Similar results can be found for most other commonly-used estimators and sampling schemes. The reason for this is an advanced result called Slutsky’s theorem.

Consistency and Slutsky’s theorem

More formally, we say that \(\hat{\theta}_n\) is a consistent estimator of \(\theta\) if: \[\begin{align} \hat{\theta}_n \rightarrow^P \theta \end{align}\] As said earlier, most commonly-used estimators are consistent.

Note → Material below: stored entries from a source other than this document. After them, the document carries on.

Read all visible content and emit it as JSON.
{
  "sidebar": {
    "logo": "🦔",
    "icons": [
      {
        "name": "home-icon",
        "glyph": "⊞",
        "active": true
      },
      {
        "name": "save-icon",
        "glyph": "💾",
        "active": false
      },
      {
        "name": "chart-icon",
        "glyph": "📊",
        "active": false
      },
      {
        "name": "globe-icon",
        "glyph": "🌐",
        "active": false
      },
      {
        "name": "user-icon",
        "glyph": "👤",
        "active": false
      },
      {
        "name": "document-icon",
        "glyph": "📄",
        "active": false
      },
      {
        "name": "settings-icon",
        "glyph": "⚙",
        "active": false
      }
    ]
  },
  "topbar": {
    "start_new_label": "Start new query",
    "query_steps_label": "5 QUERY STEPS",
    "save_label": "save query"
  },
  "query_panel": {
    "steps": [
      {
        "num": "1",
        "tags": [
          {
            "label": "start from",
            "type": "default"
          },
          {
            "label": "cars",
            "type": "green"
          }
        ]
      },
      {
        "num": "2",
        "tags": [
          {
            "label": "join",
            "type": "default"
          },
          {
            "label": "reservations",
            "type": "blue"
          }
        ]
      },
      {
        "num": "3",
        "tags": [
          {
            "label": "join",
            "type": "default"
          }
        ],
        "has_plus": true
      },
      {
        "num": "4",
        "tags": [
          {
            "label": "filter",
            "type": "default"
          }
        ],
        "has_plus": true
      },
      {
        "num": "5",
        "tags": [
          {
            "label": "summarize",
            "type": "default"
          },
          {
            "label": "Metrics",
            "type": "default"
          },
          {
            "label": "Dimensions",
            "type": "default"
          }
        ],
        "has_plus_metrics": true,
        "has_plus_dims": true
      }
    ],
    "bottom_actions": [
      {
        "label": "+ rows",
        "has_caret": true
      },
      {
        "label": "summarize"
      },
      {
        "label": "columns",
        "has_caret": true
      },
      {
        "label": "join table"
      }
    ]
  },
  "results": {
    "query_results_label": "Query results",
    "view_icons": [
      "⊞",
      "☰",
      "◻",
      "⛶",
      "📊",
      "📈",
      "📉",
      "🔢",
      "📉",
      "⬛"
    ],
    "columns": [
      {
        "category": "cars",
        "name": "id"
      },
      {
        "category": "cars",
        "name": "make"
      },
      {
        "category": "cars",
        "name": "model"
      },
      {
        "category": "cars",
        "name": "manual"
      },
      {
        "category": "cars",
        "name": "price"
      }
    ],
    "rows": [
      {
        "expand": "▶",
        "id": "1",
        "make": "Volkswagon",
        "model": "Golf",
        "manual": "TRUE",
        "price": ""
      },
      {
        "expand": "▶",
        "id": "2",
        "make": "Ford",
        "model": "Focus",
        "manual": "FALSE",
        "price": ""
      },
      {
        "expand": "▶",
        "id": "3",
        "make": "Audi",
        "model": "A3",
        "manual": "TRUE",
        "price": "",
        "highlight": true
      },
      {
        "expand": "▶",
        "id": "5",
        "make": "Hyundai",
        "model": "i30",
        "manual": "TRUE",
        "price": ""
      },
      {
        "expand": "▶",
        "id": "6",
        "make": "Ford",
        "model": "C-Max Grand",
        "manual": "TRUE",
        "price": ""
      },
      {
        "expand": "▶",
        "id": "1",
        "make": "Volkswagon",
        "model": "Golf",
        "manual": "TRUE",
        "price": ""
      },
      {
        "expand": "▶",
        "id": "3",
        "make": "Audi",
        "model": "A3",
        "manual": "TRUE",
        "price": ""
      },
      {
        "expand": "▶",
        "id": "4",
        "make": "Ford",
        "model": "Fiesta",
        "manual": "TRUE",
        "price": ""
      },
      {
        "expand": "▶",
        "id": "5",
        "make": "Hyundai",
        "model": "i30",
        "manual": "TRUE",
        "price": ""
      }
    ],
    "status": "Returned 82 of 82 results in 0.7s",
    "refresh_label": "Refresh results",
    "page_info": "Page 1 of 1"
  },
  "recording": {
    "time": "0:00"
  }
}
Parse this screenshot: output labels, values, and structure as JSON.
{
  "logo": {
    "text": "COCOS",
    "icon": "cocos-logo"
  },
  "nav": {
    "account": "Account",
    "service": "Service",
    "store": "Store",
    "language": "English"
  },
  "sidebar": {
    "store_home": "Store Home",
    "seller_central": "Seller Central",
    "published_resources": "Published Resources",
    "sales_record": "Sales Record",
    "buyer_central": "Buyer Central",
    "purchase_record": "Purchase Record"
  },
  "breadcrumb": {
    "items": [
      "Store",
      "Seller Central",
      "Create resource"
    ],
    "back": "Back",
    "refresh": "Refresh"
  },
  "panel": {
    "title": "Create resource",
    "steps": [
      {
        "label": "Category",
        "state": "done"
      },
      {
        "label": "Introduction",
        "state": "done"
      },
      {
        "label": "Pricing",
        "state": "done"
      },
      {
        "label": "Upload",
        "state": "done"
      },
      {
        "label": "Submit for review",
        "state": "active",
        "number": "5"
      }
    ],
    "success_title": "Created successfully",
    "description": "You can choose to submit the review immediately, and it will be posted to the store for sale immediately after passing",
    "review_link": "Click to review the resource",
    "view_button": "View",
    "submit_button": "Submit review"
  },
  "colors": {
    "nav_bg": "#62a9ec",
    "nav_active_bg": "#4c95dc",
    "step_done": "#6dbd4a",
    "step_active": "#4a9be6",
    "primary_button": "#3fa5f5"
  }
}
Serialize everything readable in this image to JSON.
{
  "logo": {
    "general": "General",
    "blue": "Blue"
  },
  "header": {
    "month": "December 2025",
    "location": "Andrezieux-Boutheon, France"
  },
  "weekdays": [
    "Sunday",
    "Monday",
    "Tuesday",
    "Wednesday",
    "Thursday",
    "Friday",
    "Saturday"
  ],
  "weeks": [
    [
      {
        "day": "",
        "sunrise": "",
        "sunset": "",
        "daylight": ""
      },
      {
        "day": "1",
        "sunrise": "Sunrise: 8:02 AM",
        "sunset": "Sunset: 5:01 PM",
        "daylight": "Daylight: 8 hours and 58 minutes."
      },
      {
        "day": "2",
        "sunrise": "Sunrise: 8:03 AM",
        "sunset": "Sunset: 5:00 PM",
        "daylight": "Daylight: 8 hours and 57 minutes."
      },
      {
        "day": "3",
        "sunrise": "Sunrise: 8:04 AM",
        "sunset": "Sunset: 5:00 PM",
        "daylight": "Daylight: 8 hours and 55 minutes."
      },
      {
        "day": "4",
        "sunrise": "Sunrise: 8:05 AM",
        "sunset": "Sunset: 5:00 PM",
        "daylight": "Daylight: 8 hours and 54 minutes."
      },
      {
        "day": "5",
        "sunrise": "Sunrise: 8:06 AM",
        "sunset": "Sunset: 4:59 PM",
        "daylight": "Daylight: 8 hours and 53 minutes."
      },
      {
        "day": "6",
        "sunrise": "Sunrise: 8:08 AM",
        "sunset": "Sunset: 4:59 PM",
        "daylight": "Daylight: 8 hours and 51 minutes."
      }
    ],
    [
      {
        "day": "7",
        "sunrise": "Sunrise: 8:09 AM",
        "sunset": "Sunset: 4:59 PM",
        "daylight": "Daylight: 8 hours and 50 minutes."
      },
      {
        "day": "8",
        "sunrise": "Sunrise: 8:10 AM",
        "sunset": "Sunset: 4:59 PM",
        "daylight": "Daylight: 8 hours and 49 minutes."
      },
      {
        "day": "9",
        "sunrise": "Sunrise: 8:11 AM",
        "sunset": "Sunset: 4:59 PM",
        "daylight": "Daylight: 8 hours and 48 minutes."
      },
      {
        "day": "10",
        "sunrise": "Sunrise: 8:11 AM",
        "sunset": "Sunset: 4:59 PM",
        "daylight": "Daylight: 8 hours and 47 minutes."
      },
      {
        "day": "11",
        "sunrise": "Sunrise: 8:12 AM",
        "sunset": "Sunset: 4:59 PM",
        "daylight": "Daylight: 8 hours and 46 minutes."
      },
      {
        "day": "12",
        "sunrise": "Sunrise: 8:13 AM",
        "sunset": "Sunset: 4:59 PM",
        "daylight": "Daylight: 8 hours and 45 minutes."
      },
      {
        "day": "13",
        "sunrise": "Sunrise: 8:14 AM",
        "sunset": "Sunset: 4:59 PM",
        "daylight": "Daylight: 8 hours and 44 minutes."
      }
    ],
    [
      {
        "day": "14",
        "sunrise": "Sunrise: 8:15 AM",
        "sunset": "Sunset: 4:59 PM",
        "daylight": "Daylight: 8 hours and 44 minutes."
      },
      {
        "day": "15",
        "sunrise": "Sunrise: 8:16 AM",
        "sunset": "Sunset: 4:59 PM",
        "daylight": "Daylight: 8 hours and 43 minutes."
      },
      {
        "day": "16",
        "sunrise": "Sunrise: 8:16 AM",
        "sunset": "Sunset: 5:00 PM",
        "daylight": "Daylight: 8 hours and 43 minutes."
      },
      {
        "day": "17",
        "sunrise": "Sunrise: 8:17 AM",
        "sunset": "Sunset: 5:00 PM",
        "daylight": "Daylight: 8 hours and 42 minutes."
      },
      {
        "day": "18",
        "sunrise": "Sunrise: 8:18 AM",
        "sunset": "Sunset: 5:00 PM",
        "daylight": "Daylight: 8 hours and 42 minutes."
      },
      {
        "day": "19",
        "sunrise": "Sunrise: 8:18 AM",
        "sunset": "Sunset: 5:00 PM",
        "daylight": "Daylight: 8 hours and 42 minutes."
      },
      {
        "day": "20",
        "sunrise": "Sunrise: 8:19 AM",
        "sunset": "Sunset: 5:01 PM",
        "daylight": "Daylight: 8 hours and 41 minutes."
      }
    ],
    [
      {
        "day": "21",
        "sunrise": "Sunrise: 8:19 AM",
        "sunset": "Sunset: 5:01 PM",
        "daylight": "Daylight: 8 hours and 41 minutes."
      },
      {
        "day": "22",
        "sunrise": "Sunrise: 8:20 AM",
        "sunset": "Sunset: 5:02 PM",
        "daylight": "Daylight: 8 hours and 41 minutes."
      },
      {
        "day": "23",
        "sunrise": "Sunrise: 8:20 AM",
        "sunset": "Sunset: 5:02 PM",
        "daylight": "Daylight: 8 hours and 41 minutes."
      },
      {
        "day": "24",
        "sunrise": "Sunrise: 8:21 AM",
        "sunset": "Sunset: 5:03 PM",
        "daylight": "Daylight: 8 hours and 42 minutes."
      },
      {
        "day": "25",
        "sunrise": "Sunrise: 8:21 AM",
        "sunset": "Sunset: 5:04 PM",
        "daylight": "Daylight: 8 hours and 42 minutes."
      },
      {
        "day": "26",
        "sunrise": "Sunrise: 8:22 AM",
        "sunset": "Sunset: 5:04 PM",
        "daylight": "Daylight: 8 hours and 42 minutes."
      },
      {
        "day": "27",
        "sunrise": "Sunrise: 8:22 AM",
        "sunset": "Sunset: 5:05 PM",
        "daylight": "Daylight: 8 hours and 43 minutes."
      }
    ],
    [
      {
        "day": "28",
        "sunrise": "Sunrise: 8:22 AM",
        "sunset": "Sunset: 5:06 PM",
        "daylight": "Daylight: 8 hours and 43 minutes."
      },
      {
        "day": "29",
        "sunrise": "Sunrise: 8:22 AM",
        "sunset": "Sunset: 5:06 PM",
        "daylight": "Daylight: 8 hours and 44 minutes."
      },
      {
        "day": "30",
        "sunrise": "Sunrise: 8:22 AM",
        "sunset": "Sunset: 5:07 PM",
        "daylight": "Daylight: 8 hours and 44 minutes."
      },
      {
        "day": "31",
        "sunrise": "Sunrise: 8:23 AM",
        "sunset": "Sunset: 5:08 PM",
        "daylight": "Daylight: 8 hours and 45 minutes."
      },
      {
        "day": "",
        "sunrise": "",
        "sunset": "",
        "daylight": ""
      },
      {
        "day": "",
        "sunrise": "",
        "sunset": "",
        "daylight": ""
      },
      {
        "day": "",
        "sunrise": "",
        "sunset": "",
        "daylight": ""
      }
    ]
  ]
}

The key to demonstrating this property is a result called Slutsky’s theorem. Slutsky’s theorem roughly says that if the law of large numbers applies to a statistic \(s_n\), it also applies to \(g(s_n)\) for any continuous function \(g(\cdot)\).

SLUTSKY THEOREM: Let \(g(\cdot)\) be a continuous function. Then: \[\begin{align} s_n \rightarrow^p c \implies g(s_n) \rightarrow^p g(c) \end{align}\]

Almost all commonly-used estimators can be written as a continuous function of one or more sample averages, and almost all parameters can be written as a continuous function of one or more population means. So we can prove consistency of an estimator in two steps:

  1. Use the LLN to prove that the sample averages converge to their expected values.
  2. Use Slutsky’s theorem to prove that the function of sample averages (the estimator) converges to the same function of the corresponding expected values (the parameter).

Actually doing that for a particular estimator is well beyond the scope of this course. The important thing to know is that it can be done, and to have a clear idea what consistency means.

7.6 Beyond simple random sampling

Statistical theory is built around simple random sampling, but many interesting data sets are built from more complex sampling procedures. This section describes a few of these procedures and their implications.

7.6.1 Time series data

A time series data set is constructed by repeatedly observing a variable (or several variables) at multiple points in time. Our historical employment data set is an example of time series data, as are most other macroeconomic variables such as GDP, population, inflation, interest rates, etc.

Time series have several features that are inconsistent with the random sampling assumption:

  • They usually have clear time trends.
    • Example: Canada’s real GDP has been steadily growing for over 100 years.
    • This violates the assumption that observations are identically distributed since the expected value changes over time.
  • They usually have clear recurring cyclical patterns or seasonality.
    • Example: Canada’s unemployment rate is usually lower in December.
    • This violates the assumption that observations are identically distributed since the expected value changes from one month to the next.
  • They usually exhibit what is called autocorrelation.
    • Example: shocks to the economy (COVID, financial crises) have effects that last more than a single month or quarter, causing values in nearby time periods to be related to one another.
    • This violates the assumption that observations are independent.

We can calculate statistics for time series - we already did in Chapter 5 - and they can be used to describe the underlying DGP under certain conditions. However, using time series data for rigorous statistical analysis and prediction requires more advanced techniques and terminology than we will learn in this course.

ECON 433

Our fourth-year course ECON 433 covers time series econometrics, with applications in macroeconomics and finance.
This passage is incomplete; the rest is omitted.